Mr McClintock did not take this step, which arguably created a more favourable position for him in his then-ensuing, and based upon Mr Ahrens’ comments, strained family law property proceedings. How is this so? The starting point in determining a division of assets in family law proceedings is the identification of the property pool. In creating a large liability, Mr McClintock effectively created a position that left him no worse off financially (in the sense that he had ignored the “unpaid entitlements” he had for many years), and which diminished the overall property pool left for division between himself and the former Mrs McClintock. The upshot of this sort of financial “restructuring”, which is commonplace in family law proceedings, is that Mr McClintock was able to create financial leverage vis-à-vis his ex-wife, which he could then utilise to his benefit. Whether or not he did so is immaterial; what matters here is the position that Crescent was placed in as a consequence of these steps. I note that neither Mr McClintock nor Mr Ahrens offered any real alternative explanation for the drawing up of the liability in Mr McClintock’s favour at a juncture simultaneous with his divorce.
I do not accept the submissions of Mr McClintock’s counsel that in raising this debt, Mr McClintock effectively exposed himself to a claim by his ex-wife for a portion of his “asset” in the unpaid wages. This could only have been the case in circumstances where it would have been reasonable to think that Crescent might be in a position to pay these wages; clearly it was not. Moreover, in his evidence before me, Mr Ahrens appeared to concede that these steps were taken to avoid the difficulties faced as a result of Mr McClintock’s expectations in the family law proceedings.

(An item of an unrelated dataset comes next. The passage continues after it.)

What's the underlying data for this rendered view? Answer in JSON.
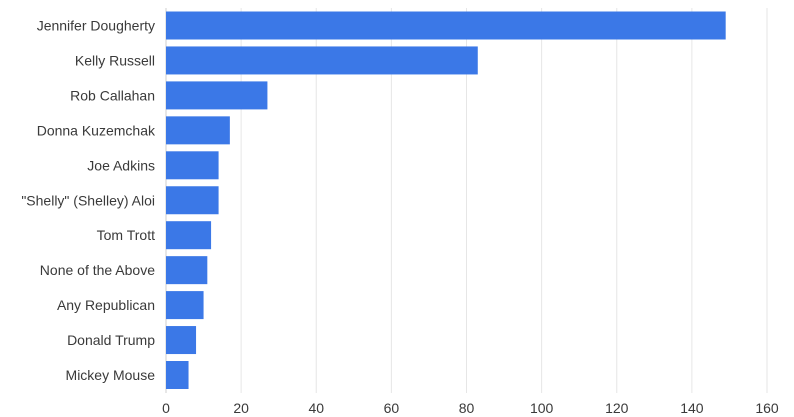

Another reasonable step for Mr McClintock to have taken, if there was legitimacy to the unpaid entitlements drawn up in his favour would have been to leave assets in Crescent, in order to ensure that these entitlements could be met. The decision maker, Natasha Dennis, points out in her statement that Crescent’s working capital ratio was low, indicating a risk of insolvency.[9] Ms Dennis also expresses concern in relation to the low working capital ratio that in the year ending 30 June 2006, assets totalling $1,201,269.71 “disappeared” from Crescent’s balance sheet, as did plant equipment and motor vehicles totalling more than $70,000.00 in value.
[9] Exhibit 2, Statement of Natasha Dennis dated 20 July 2009.
Either way, Mr McClintock could have taken the reasonable step of (1) waiving his unpaid entitlements in Crescent; or (2) ensuring that Crescent was properly capitalised during the time he was a director, in order to be in a position to meet a demand for payment of his wages. Mr McClintock took neither of these steps, and therefore cannot be said to have taken “all reasonable steps”. I do not propose to consider all of the further matters in relation to the Employee Entitlement Scheme that led to taxation issues with the Australian Tax Office, or GST-debts, for the simple reason that I have found the evidence in relation to the unpaid entitlements issue to be overwhelming.
Orders
Mr McClintock’s application to become a permitted individual must fail for the foregoing reasons, and is dismissed.
The decision of the Queensland Building Services Authority refusing to categorise Mr McClintock as a permitted individual is confirmed.